И еще Кони отмечает царившее в то время среди политиков и обывателей, австрийских немцев, настроение ненависти к России. В том же письме к Морошкиной он пишет: «Ты не можешь себе представить, как здесь ругают Россию газеты, какие небылицы на нас возводят, — как злобно радуются всякому нашему несчастью австрийцы, считающие русских какою-то незаконнорожденною расою на земле. Они нам отказывают не только в способности цивилизоваться, но даже во всяких умственных и нравственных качествах. Эти взгляды проникают в народ… И это австрийцы, которых мы спасли во время оно от татар, потом от Наполеона… тупо — великодушно проливая за них свою кровь! Правду сказал Шиллер: «Osterreich-dem Nameist Undaykbarkeit!» («Австрия — твое имя неблагодарность!»)

В ресторане Мюллера, где Анатолий Федорович столовался, наблюдал он однажды сцену, когда хозяин прилюдно отхлестал по щекам кельнера. Русские из чувства протеста встали и ушли, а немцы не обратили на происшествие никакого внимания.

— Надо же проучить хозяина! — с возмущением сказал Кони своему соседу-немцу во время прогулки по парку. — Написать о жестокости Мюллера в газетах.

— Дружище, — улыбнулся сосед, — ни одна газета не напечатает об этом ни строки. Коммерция! Кто будет подрывать авторитет знаменитого курорта? Он принадлежит нации…

«Скажу одно: только здесь вполне начинаешь уважать нашего русского человека, с его светлым умом, смекалкою, добродушием и сердечным отношением ко всему. Русский человек, несмотря на все свои недостатки, особенно дорог становится за границею».

В своей долгой и интересной жизни Анатолий Федорович часто ездил за границу — особенно много на лечение. Побывал в Германии и Швейцарии, на морских купаниях в Бельгии и во Франции, объехал всю Италию — подолгу жил в Сан-Ремо. Бывал в Швеции, в «городе Стекольном», как шутливо называл он Стокгольм, и во многих других странах. Но вынесенное из первой поездки чувство — «в гостях хорошо, а дома лучше» — никогда не покидало его. В его воспоминаниях и письмах можно найти слова истинного восхищения перед лучшими достижениями науки и техники за рубежом, перед вершинами многовековой национальной культуры, искусства, глубокого уважения перед народными обычаями и некоторыми общественными институтами. Кони был интернационалистом в самом истинном и глубоком понимании этого слова. Но он всегда оставался русским, любил всей душою свою родину, ее непростую, исполненную трагизма и героики историю.

«Что сказать Вам о себе, — писал Кони актрисе М. Г. Савиной в 1885 году. — После Вашего описания настоящей живой русской жизни водяная и водянистая немецкая жизнь не может показаться интересною. Да она Вам ведь и известна в общих чертах.
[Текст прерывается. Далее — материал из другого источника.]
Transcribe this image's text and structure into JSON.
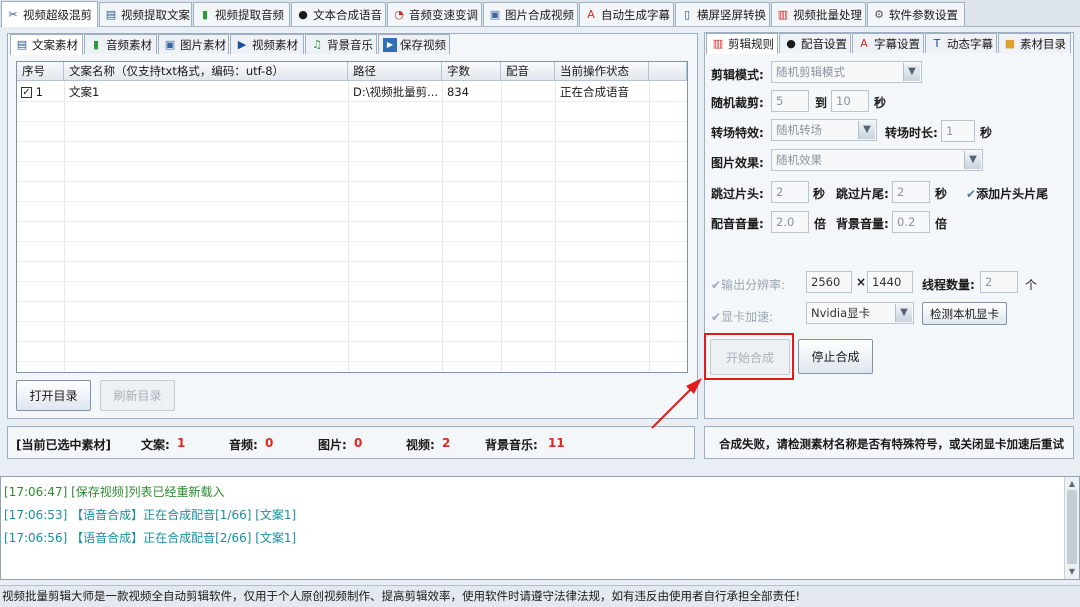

Несколько толстых дам, лечащихся от «нечего делать», вроде московской миллионерши вдовы Ермаковой, князь А. И. Урусов, «пустой в серьезном и серьезный в пустом», два-три желчных губернатора — и Ваш покорнейший слуга «бледный и нервный», — вот и все общество русских на этих водах, под дождливым небом и среди совершенно особенной, баварской скуки… Нет, я, вероятно, в последний раз за границею! Год от году она мне становится тошней, с ее, как выражается Щедрин, — «проплеванным комфортом», Все это «чужое», не свое — больше не интересует и не привлекает, все оно изведано и чуждо, главное — чуждо. Родина имеет притягательную силу. Многое в ней плохо, неустроено, безалаберно, но за всем этим чувствуется живая струя понятной нам жизни… Меня не личные отношения тянут к Руси, не семья, не собственность, не привязанность, не служение искусству, — нет! Просто тянет страна».